When I think of I, Revolution, I think of the stereotypical kung fu master who lives by himself in total self-sufficiency.

Young people know the master's fighting ability, but what allows the master to be self-sufficient is his knowledge in medicine, environment, agriculture, engineering, etc.

Such a master (of life) turns away youngsters who want to learn to fight, because fighting is not what it's all about. Freedom through knowledge is what it's all about.

As corny as it sounds, knowledge is power.

I'm not saying that we should run off and live by ourselves (or in communes)...although I'm not opposed to that. In fact, many masters, real and fictious have engaged the powers that be of some nation. But perhaps we should strive to master life much more before such engagement.
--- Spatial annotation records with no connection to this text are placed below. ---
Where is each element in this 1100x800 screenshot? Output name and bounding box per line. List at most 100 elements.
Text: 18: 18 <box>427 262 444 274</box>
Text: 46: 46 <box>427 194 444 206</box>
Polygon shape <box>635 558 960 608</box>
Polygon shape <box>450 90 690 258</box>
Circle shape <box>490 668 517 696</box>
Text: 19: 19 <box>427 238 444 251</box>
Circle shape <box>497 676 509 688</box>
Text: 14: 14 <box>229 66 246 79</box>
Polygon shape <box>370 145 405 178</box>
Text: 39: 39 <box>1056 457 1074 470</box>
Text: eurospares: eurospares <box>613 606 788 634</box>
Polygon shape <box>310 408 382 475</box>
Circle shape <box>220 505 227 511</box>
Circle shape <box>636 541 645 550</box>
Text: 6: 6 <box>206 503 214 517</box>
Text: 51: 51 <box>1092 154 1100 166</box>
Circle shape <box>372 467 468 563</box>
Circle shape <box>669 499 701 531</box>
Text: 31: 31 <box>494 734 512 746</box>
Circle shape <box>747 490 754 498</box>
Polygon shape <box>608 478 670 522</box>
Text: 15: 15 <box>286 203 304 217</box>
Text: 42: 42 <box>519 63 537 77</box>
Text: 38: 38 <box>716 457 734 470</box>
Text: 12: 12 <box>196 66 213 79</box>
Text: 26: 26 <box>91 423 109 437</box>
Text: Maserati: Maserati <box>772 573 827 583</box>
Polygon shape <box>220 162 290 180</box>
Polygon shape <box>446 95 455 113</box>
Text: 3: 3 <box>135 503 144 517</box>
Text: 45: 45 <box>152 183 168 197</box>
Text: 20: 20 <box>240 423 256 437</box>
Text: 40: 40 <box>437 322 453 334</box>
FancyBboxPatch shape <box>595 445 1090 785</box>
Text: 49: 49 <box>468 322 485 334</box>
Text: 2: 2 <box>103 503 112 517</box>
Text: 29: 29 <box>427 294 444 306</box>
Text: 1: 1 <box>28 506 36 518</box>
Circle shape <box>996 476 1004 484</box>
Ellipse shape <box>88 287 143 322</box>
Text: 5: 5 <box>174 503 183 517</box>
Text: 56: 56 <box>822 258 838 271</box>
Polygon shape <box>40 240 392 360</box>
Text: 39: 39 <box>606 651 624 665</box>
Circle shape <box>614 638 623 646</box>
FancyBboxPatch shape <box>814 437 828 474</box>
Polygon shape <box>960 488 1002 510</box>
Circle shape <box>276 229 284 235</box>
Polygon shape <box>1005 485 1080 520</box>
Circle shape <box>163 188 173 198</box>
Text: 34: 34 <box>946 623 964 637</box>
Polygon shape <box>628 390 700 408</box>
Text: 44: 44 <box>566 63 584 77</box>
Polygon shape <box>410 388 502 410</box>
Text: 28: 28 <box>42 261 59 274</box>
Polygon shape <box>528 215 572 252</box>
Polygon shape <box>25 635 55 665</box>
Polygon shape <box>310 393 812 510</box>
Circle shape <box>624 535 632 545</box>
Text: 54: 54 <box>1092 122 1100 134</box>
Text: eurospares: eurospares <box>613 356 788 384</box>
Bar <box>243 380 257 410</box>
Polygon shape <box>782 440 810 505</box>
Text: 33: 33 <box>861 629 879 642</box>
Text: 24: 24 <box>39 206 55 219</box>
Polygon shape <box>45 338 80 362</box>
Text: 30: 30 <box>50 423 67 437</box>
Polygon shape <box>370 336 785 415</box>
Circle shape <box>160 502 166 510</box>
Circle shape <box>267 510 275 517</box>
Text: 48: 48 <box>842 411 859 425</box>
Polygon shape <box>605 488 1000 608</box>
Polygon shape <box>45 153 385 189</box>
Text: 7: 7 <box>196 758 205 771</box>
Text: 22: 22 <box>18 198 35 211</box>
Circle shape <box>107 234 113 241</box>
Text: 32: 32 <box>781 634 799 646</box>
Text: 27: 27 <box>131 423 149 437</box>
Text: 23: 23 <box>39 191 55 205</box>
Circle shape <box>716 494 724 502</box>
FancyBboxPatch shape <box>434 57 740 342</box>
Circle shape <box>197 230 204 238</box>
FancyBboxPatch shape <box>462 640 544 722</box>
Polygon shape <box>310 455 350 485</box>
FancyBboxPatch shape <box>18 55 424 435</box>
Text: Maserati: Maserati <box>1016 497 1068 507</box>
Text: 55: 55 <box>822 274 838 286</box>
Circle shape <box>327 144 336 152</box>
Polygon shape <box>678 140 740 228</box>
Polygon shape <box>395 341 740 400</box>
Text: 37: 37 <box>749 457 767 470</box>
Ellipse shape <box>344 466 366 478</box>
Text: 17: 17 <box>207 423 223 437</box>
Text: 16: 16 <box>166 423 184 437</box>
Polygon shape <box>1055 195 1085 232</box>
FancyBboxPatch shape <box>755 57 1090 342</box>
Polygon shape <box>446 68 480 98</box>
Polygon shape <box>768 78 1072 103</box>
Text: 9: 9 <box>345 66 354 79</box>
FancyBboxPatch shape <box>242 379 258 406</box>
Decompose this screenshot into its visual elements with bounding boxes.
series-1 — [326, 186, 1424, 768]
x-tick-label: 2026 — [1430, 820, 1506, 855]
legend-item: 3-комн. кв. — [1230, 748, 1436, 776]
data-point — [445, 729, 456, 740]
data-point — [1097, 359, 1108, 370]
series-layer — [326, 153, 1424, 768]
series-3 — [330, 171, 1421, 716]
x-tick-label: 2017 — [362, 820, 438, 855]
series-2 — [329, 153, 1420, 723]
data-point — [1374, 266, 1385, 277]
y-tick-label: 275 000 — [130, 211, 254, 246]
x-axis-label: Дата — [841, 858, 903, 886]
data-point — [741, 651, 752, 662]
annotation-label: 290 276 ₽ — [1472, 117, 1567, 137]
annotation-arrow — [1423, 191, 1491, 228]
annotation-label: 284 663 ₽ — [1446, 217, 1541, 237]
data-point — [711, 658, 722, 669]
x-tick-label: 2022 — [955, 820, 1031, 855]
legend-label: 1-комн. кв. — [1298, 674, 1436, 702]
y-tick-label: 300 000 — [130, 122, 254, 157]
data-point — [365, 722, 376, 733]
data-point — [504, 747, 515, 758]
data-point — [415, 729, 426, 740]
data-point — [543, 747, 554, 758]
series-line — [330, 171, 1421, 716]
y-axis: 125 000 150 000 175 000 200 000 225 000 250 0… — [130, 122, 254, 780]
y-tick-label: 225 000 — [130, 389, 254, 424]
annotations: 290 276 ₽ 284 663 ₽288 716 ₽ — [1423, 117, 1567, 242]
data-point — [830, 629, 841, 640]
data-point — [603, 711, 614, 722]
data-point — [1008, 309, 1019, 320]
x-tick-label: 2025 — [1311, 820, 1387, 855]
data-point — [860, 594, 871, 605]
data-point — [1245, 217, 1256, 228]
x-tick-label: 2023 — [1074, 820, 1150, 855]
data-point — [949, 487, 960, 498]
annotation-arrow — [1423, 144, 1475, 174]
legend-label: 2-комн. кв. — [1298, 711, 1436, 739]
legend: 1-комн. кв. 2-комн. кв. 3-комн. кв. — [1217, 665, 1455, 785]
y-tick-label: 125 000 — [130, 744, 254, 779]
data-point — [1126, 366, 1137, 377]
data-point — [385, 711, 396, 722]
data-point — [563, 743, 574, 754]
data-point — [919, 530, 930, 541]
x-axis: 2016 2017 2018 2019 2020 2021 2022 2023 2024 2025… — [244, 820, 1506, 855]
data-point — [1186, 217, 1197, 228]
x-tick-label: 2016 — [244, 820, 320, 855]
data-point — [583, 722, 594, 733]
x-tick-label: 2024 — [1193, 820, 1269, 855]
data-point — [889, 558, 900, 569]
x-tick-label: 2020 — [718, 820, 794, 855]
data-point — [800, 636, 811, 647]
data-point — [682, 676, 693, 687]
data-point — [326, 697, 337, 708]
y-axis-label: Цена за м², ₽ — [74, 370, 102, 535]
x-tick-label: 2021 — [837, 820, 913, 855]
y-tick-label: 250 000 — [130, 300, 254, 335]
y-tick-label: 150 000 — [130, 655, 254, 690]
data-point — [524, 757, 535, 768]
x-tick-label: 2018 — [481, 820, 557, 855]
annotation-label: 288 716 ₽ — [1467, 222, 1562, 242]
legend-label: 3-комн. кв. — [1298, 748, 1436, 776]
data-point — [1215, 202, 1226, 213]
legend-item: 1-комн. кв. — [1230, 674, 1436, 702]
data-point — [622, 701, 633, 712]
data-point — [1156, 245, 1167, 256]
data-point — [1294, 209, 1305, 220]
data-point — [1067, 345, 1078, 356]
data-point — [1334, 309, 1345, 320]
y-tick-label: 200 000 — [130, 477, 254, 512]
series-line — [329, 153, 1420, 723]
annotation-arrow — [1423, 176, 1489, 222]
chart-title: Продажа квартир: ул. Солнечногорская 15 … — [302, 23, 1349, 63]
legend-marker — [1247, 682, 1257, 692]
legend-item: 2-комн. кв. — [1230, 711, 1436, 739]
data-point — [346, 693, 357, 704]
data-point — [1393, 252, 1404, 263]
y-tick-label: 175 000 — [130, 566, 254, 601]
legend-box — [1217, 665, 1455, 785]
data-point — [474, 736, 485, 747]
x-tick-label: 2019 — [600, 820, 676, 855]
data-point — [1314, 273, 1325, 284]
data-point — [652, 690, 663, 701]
Indeed, a master can do far more than someone else. Just look at how Ron Paul shook the heck out of the Republican Party.

Anonymous

When I think of I, Revolution, I think of the stereotypical kung fu master who lives by himself in total self-sufficiency.

Young people know the master's fighting ability, but what allows the master to be self-sufficient is his knowledge in medicine, environment, agriculture, engineering, etc.

Such a master (of life) turns away youngsters who want to learn to fight, because fighting is not what it's all about. Freedom through knowledge is what it's all about.

As corny as it sounds, knowledge is power.

I'm not saying that we should run off and live by ourselves (or in communes)...although I'm not opposed to that. In fact, many masters, real and fictious have engaged the powers that be of some nation. But perhaps we should strive to master life much more before such engagement.

Indeed, a master can do far more than someone else. Just look at how Ron Paul shook the heck out of the Republican Party.